II. Evidentiary Issues

The district court did not abuse its discretion by precluding Copeland’s psychologist from testifying about the childhood abuse she had suffered. The court permitted the expert to testify that Copeland had suffered traumatic events as a child sufficient to cause dissociative disorder, and also informed the jury they would not hear the specifics because the details were not relevant. The additional probative value of knowing the specific trauma was minimal and did not substantially outweigh the possible prejudice to the government of jury nullification based on sympathy. Fed.R.Evid. 703.

Although Dr. Pickert was entitled to rely on Dr. Corazza’s opinion in forming an opinion regarding H.H.’s injuries, he should not have been allowed to testify regarding the substance of the report, which was inadmissible hearsay by a non-testifying expert, unless the court determined that the probative value substantially outweighed any prejudicial effect. See Mike’s Train House, Inc. v. Lionel, 472 F.3d 398, 409 (6th Cir.2006); Fed.R.Evid. 703. Nonetheless, even assuming the testimony was erroneously admitted, Copeland cannot establish plain error. The reference to Dr. Corazza’s report was extremely brief, the focus of Dr.

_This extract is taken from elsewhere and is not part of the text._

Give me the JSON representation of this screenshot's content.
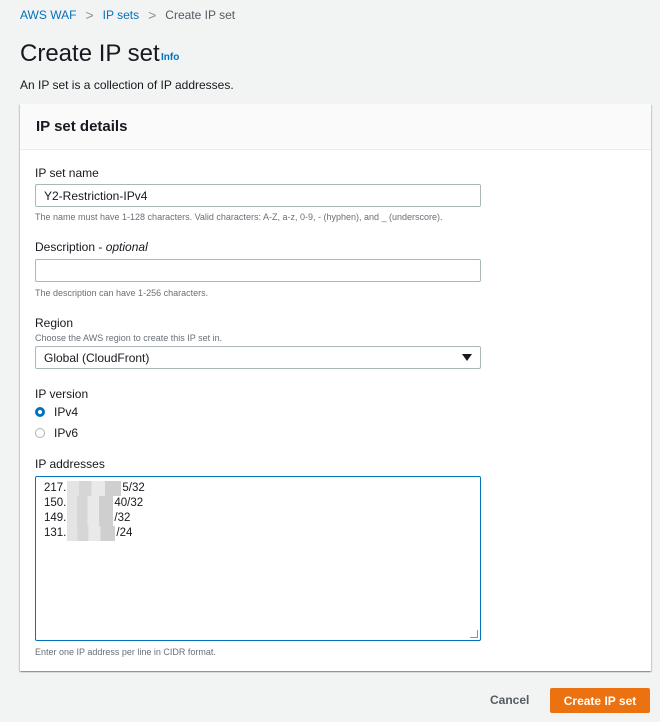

Pickert’s testimony was on his own observations of H.H.’s injuries, and another government witness testified to a similar diagnosis.

Nor was there an abuse of discretion in permitting the doctors to testify that H.H.’s injuries were non-accidental. This testimony was part of them medical diagnosis, based on their significant experience in dealing with child abuse and traumatic injuries. Cf. United States v. Boise, 916 F.2d 497, 502-03 & n. 14 (9th Cir.1990). Moreover, it did not invade the province of the jury; doctors may opine on an ultimate issue of fact so long as they do not opine as to the defendant’s mental state. United States v. Langford, 802 F.2d 1176, 1179 (9th Cir.1986); Fed.R.Evid. 704.

Neither was there plain error in permitting the government to cross-examine Copeland’s expert regarding his diagnoses of Copeland based on the results of the MMPI. Copeland put the results of the test and Dr. Fairbank’s diagnosis at issue on direct examination, and thus opened the door to additional questions about the test results. Cf. Pawlyk v. Wood, 248 F.3d 815, 825 (9th Cir.2001). Even if permitting the questioning were error, the error was not obvious and did not affect Copeland’s substantial rights, as the prosecution’s focus was not on Copeland’s personality but on her admissions and the failure of medical evidence to correspond to her explanation for H.H.’s injury.2

AFFIRMED.3

This disposition is not appropriate for publication and is not precedent except as provided by Ninth Circuit Rule 36-3.

. We note that Copeland does not seek to exclude the November 3rd interview as a fruit-of-the-poisonous-tree, but argues it was independently custodial in nature.

. Because of our conclusion that only one of the evidentiary rulings was actually in error, there is no cumulative error to consider.

. Judge Pregerson concurred only in the result.